Illegal and deceptive marketing and lending practices, along with paltry investments in the communities it serves, earned Boston-based Santander Bank a rare downgrade from federal regulators on a key performance benchmark.
The federal Office of the Comptroller of the Currency graded Santander as a bank that needs to improve how well it serves the communities where it has branches and takes deposits, including Boston, New York, and Pennsylvania.
Santander, with $83 billion in assets, is one of the few large institutions to receive such a low grade from regulators under the Community Reinvestment Act, a law aimed at ensuring that banks don’t discriminate in lending, extend credit to low-and moderate-income neighborhoods, and engage in the cities and towns they serve.
This marks a deep slide from the bank’s previous rating of outstanding and underscores the regulatory problems Santander has faced in the past few years. The bank, which is owned by the Spanish financial titan Banco Santander SA, has been fined or sanctioned three times in the past two years by the US Department of Justice, the US Treasury Department, and the Consumer Financial Protection Bureau.
Many of the violations were tied to the bank’s poor oversight of its vendors. Santander was also the only bank to fail the Federal Reserve’s stress test three times in a row because it lacked appropriate controls and procedures to handle a serious economic crisis.
Santander, along with other banks its size, received an exemption from that part of the Fed’s test this year.
“This rating is disappointing,” Scott Powell, chief executive of Santander, said in a statement.

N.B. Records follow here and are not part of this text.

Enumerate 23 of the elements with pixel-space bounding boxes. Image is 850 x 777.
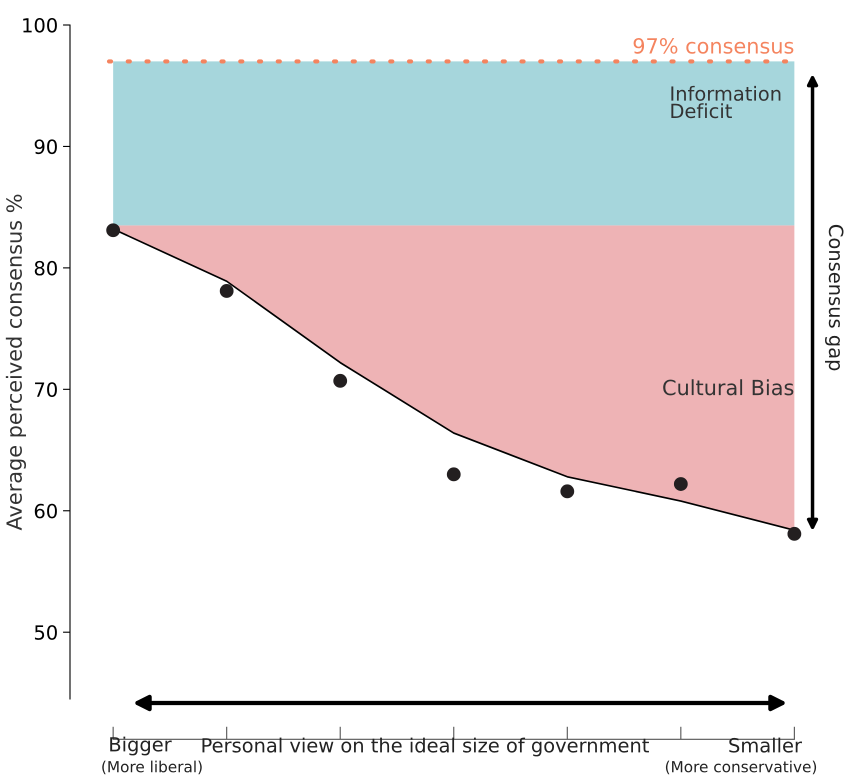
text: Bigger xyxy=(110,736,172,756)
point xyxy=(106,223,120,238)
point xyxy=(674,477,688,491)
text: (More conservative) xyxy=(666,760,816,774)
y-tick-label: 90 xyxy=(34,139,57,154)
y-axis-title: Average perceived consensus % xyxy=(6,194,26,530)
annotation: Cultural Bias xyxy=(663,379,794,396)
y-tick-label: 100 xyxy=(23,18,57,33)
point xyxy=(560,484,574,498)
text: Consensus gap xyxy=(825,224,844,370)
y-tick-label: 70 xyxy=(35,382,57,397)
y-tick-label: 80 xyxy=(34,260,57,276)
y-tick-label: 60 xyxy=(34,504,57,518)
band-label: Information Deficit xyxy=(671,86,780,118)
x-axis-title: Personal view on the ideal size of government xyxy=(202,738,649,756)
point xyxy=(787,526,802,541)
text: Smaller xyxy=(729,738,802,753)
point xyxy=(446,467,461,482)
ref-line-label: 97% consensus xyxy=(634,38,794,54)
y-tick-label: 50 xyxy=(34,625,57,640)
point xyxy=(333,374,348,388)
text: (More liberal) xyxy=(102,760,202,774)
point xyxy=(220,284,234,298)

Powell said many of the problems cited in the evaluation are old and the bank has been addressing the issues.
The low grade reflected “prior regulatory actions,” Powell said. “Santander Bank has never been more committed to helping our communities.”
Regulators found shortcomings in the bank’s investments in nonprofits and affordable housing programs, and employees were stingy with their community service.

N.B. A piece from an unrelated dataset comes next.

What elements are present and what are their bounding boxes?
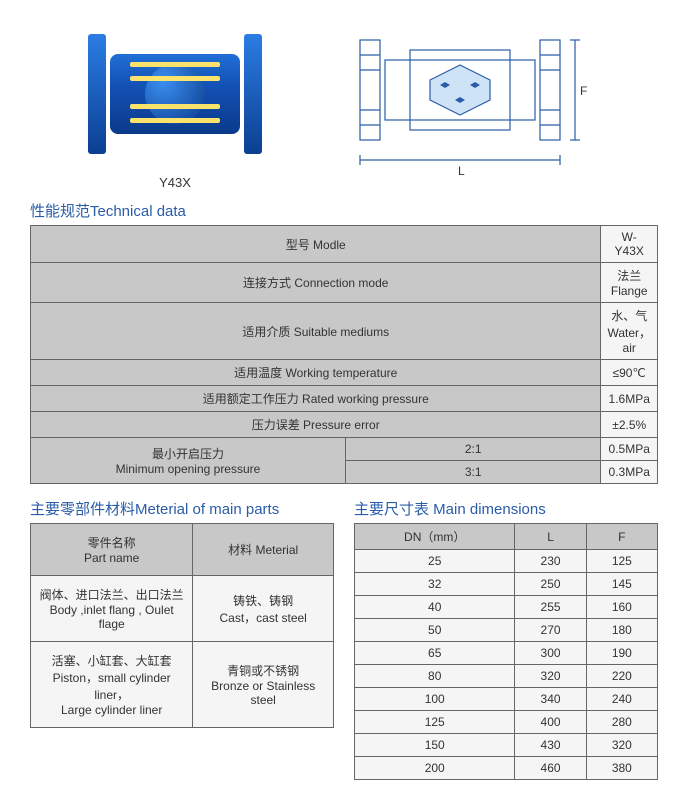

For example, in the Boston area, where nearly half of the bank’s branches are located and nearly 70 percent of its deposits held, Santander made just $905,000 in grants during the two-year evaluation period, which the regulator described as “very poor.”
By comparison, Eastern Bank, the state’s largest community bank with about $10 billion in assets, makes about $7 million in grants a year, according to its website.
Santander officials said they have beefed-up their grant programs and community activity in the past two years.
Last year the bank made $9 million in grants to affordable housing, neighborhood revitalization, and youth financial education programs, nearly double what it gave in 2015. Santander has also hired more staff to engage in community outreach and development efforts, opening five branches last year in low- and moderate-income communities and made $1.6 billion in loans and investments that help the community, bank officials said.
For this recent evaluation, the federal regulator considered the bank’s performance between 2011 and 2013. The report will be posted on its website later this week. Santander’s downgrade was first reported by American Banker.
The bank did receive some good marks from the regulator. Its lending to home buyers and businesses was strong, the regulator said.
Still, its past problems proved too weighty.
In 2015, the Comptroller of the Currency fined the bank $6 million for billing customers for identify theft protection services that many did not receive. Santander also spent $42.3 million refunding 190,000 customers who were enrolled in the program.
The bank’s subprime auto-lending arm, Santander Consumer USA, in 2015 also reached an agreement with the Justice Department over wrongly repossessing cars of military service members.
Last year, the bank paid a $10 million fine to the Consumer Financial Protection Bureau after its telemarketer enrolled customers in an overdraft protection program without their consent and provided them with false information about fees.
Santander has been correcting these problems, but “as a result of these noted illegal credit practices the . . . rating was lowered from satisfactory to needs to improve,” according to the evaluation.
This evaluation was the first one since 2010.